De exemplaren vertonen eigenschappen die identiek zijn aan die van bloemen in brandgevoelige gebieden, zoals de unieke fynbos-regio’s van Zuid-Afrika. Alle 150 soorten Phylica zijn inheems in deze biologisch rijke en diverse regio. Ze werden ook gevonden naast barnsteen dat gedeeltelijk vernietigde planten bevatte.
“Hier hebben we alle details van zo’n vroege bloem in barnsteen bewaard, net op het moment dat bloeiende planten zich over de wereld beginnen te verspreiden, en het vertoont uitstekende aanpassingen aan seizoensgebonden droge omgevingen die de vegetatie ondersteunen die wordt blootgesteld aan frequente bosbranden,” zei Spicer.
“Als veel van de vroege bloemen werden blootgesteld aan branden in dergelijke semi-aride landschappen, verklaart dit waarom de vroege fasen van de evolutie van angiospermen zo slecht vertegenwoordigd zijn in het fossielenbestand – fossiel (en) vormen zich normaal niet in dergelijke semi-droge omgevingen , hij voegde toe.
Spicer zei dat vuur gedurende een lange periode een veelvoorkomende gebeurtenis moet zijn geweest, wil de evolutie de bloemen hebben gevormd in een vorm die bestand is tegen vuur en zaden kan produceren die hun weg naar het verbrande landoppervlak kunnen vinden. In het geval van Phylica worden hun bloemen beschermd door bladeren die clusteren aan de takpunt.

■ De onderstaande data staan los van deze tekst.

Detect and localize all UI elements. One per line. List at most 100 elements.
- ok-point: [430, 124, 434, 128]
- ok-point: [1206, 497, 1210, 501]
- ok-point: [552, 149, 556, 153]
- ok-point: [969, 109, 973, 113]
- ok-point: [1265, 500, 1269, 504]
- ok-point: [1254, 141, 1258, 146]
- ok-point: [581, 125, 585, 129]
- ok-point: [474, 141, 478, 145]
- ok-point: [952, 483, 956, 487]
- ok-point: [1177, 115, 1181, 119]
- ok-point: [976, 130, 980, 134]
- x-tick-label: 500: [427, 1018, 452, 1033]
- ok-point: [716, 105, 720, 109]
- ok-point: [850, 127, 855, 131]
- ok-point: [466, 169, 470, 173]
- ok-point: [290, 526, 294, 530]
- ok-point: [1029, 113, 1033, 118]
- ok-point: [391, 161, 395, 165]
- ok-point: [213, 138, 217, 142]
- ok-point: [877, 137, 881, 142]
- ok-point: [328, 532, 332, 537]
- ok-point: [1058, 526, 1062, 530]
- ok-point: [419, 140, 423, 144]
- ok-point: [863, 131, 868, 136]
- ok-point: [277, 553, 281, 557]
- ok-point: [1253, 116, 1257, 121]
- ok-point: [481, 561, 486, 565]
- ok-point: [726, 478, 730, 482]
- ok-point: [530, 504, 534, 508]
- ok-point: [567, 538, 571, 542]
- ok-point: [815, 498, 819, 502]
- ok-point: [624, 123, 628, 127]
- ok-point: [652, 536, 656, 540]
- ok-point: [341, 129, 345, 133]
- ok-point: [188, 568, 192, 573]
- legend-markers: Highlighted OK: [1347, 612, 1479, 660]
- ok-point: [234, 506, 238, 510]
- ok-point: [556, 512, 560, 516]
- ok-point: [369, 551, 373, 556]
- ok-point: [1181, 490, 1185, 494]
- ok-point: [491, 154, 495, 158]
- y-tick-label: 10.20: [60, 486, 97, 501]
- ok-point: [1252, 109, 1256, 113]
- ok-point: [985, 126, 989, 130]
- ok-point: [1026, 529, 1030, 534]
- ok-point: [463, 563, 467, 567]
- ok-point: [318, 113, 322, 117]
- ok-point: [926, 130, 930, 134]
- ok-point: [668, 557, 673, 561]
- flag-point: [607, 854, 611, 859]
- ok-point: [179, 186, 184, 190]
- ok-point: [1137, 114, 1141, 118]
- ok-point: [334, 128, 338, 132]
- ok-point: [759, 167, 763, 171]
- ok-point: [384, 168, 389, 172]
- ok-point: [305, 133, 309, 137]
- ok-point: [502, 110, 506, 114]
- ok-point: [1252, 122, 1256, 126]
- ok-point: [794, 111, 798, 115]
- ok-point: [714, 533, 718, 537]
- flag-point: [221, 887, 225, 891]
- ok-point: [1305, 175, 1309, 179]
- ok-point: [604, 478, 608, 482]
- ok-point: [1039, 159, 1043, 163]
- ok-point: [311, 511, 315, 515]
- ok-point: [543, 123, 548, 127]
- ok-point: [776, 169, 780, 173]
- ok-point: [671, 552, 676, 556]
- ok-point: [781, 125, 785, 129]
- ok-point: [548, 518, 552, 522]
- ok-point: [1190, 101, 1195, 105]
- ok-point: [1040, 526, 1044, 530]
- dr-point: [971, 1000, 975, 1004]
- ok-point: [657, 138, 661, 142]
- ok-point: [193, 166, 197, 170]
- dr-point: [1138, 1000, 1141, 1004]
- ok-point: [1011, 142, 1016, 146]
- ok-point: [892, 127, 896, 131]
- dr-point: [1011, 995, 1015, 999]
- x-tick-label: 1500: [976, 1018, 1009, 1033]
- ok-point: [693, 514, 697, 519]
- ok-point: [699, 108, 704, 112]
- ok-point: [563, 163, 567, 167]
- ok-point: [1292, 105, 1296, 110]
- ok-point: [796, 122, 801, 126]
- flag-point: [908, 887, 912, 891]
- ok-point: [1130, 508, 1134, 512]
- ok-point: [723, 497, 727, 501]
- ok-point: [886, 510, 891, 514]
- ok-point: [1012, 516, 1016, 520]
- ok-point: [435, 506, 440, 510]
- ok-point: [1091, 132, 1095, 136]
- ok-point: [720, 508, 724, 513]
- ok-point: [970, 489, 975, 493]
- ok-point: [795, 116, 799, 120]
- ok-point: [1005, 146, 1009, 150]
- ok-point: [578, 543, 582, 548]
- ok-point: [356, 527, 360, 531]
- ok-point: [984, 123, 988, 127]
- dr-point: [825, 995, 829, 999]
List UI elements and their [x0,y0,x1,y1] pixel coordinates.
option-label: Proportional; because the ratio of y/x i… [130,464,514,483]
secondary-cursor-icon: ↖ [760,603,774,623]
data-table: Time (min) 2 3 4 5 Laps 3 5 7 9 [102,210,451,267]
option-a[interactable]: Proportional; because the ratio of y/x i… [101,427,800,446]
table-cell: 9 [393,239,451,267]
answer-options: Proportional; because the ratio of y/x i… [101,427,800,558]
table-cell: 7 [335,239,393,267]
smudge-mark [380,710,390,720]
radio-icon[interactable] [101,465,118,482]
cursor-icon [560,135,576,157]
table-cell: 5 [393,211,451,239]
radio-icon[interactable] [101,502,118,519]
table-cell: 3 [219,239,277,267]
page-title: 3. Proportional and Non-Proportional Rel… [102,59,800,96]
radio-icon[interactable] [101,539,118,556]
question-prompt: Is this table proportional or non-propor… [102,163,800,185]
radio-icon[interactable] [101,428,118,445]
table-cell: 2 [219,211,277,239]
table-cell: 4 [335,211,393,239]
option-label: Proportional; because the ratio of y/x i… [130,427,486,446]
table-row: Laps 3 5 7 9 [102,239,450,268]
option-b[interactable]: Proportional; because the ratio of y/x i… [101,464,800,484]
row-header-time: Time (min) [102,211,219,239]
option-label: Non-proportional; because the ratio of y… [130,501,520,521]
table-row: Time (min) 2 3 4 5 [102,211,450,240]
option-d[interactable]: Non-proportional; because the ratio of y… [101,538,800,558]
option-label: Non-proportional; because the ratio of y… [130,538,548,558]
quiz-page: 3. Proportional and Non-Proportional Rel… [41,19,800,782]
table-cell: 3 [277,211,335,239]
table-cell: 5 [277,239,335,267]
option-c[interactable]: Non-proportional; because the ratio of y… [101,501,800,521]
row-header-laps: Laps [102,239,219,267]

Terwijl veel varens, coniferen en sommige bloeiende planten die we tegenwoordig zien, zoals platanen en magnolia, groeiden in de tijd van de dinosauriërs, zei Spicer dat Phylica piloburmensis de eerste bloeiende plant was waarvan bekend is dat er tegenwoordig een vrijwel identiek familielid leeft.
Amberfossielen uit het dinosaurustijdperk worden alleen gevonden in afzettingen van de staat Kachin in het noorden van Myanmar, en de laatste jaren zijn er ethische bezwaren ontstaan in verband met mensenrechtenschendingen over de herkomst van barnsteen uit de regio.
De Society of Vertebrate Paleontology riep op tot een moratorium op onderzoek naar barnsteen afkomstig uit Myanmar na 2017, toen het land militaire controle uitoefende over enkele barnsteenmijngebieden.
Spicer zei dat de barnsteen vóór 2016 van lokale verkopers is gekocht en legaal is verkregen volgens de destijds geldende regels.
gerelateerde verhalen
Meer verhalen waarin u mogelijk geïnteresseerd bent
“Trotse twitterliefhebber. Introvert. Hardcore alcoholverslaafde. Levenslange voedselspecialist. Internetgoeroe.”